Lorsque Francine a fui le camp de déplacés dans lequel elle vivait près de Goma, elle a été séparée de son mari. Elle a fui dans une direction avec cinq de ses enfants, tandis que son mari s'est enfui dans une autre direction avec le sixième enfant du couple.

" Nous ne nous sommes pas revus depuis ", dit-elle. "Je suis actuellement réfugiée dans une école, et nos vies sont encore plus difficiles qu'elles ne l'étaient dans les camps. Le plus difficile pour nous, c'est la pénurie de nourriture et le manque d'eau. Nous n'avons pas accès à un centre de santé.

Après le pillage de deux entrepôts du PAM à Goma, 70 % des denrées alimentaires qui y étaient stockées, soit quelque 9 000 tonnes, ont été emportées, ce qui limite considérablement la capacité du Programme alimentaire mondial (PAM) à venir en aide à la population.

Dans tout le pays, les pillages ont gravement perturbé les opérations humanitaires, laissant plus de 450 000 personnes sans abri, sans nourriture et sans eau.

"Les personnes déplacées n'ont pas reçu d'aide depuis six semaines", a déclaré Shelley Thakral, porte-parole du PAM en RDC. " Il est essentiel d'acheminer de la nourriture, car les gens commencent à en manquer."

Les marchés s'effondrent sous la pression. Une étude récente du PAM a révélé que le prix de la farine de maïs - l'un des aliments de base de la région - a augmenté de près de 70 pour cent, et que le sel et l'huile d'arachide ont également connu de fortes hausses.

Un autre facteur critique est le transport. L'aéroport de Goma est fermé depuis plus de deux semaines, coupant une voie d'approvisionnement humanitaire vitale, et le Service aérien humanitaire des Nations unies (UNHAS), géré par le PAM, est confronté à une crise de financement qui pourrait entraîner la suspension des services d'ici la fin du mois de mars, à moins que l'agence ne parvienne à réunir 33,1 millions de dollars pour maintenir les avions en l'air.

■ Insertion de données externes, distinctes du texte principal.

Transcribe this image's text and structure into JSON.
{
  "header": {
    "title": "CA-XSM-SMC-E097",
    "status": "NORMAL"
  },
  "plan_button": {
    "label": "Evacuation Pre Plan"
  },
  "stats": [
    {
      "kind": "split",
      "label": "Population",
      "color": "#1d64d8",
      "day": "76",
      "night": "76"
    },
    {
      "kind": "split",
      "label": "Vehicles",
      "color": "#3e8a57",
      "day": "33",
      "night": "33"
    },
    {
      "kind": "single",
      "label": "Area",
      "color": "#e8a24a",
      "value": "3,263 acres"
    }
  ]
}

Avec l'aggravation des conditions, les femmes et les jeunes filles sont de plus en plus exposées aux violences sexuelles et à l'exploitation. Nombre d'entre elles sont attaquées alors qu'elles sont à la recherche de bois de chauffage et, dans des cas extrêmes, certaines en viennent à fournir des services sexuels pour nourrir leur famille. Les ménages dirigés par des femmes sont particulièrement vulnérables.

" Mettre de la nourriture dans les mains des femmes et leur fournir des moyens de subsistance est essentiel pour réduire la violence à l'encontre des femmes et des filles ", a déclaré Mme Thakral, ajoutant que le PAM prévoit de distribuer 57 tonnes de nourriture pour aider 11 000 enfants et femmes enceintes ou allaitantes qui risquent de souffrir de malnutrition sévère.

Malgré toutes ces difficultés, les gens rêvent de retourner dans les maisons qu'ils avaient avant d'être forcés de vivre dans des camps de déplacés.

"Nous ne choisirons pas une vie de déplacement plutôt que la paix de notre patrie", a déclaré Tumusifu. "Même si nous avons tout perdu - y compris nos fermes et notre bétail - nous avons les compétences nécessaires pour redémarrer".